PKK terör örgütü kan damlayan silahını Türk milletine çevirerek isteklerinin karşılanmasını ve cevaplanmasını buyurmaktadır.

AKP hükümeti ise aciz, ezik ve korkak bir ruh haliyle PKK’yı mesut ve mutlu etmek için hazırlığını yaptığı sözde demokratikleşme paketi üzerinde son rötuşları yapmaktadır.

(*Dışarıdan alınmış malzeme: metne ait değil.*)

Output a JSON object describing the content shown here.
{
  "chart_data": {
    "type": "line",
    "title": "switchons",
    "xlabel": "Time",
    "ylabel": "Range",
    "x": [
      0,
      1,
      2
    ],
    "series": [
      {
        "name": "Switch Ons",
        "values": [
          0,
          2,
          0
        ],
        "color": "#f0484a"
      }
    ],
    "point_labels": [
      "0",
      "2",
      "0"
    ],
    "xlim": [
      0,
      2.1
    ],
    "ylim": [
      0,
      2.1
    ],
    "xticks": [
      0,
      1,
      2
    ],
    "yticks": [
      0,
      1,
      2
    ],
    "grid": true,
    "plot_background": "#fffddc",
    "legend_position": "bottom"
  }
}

Bu ayın 24’nde, AKP hükümetinin oluruyla Erbil’de yapılması gündemde olan Kürt Ulusal Kongresi ise hem bölgemiz hem de ülkemiz üstünde projelendirilen komploları daha da belirginleştirecektir.

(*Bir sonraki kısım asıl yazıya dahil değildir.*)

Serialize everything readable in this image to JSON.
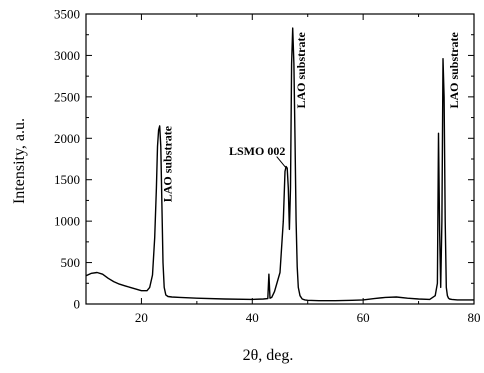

Hiç kuşku yok ki, ülkemizin iç sorunlarının yanında dış kaynaklı problemler de oldukça fazladır.

Açık seçik meydandadır ki, AKP hükümeti dış politikada tökezlemiş, her şeyi eline yüzüne bulaştırmıştır.

Hükümetin bütün iddiaları, bütün beklentileri ve bütün sözleri çökmüştür.

Somali’nin başkenti Mogadişu’da saldırıya uğrayan elçilik binamızdan sonra, Lübnan’da kaçırılan iki pilotumuz bir bakıma Türkiye’nin karşı karşıya olduğu risk ve tehditleri göstermesi bakımından dikkat çekici olmuştur.

Başbakan Erdoğan’ın şişen benliği, zirve yapan kibri ve kabaran egosu sonuçları itibariyle ağır gelişmelere yol açmış ve ülkemizin önünü kapatacak olumsuzlukları tetiklemiştir.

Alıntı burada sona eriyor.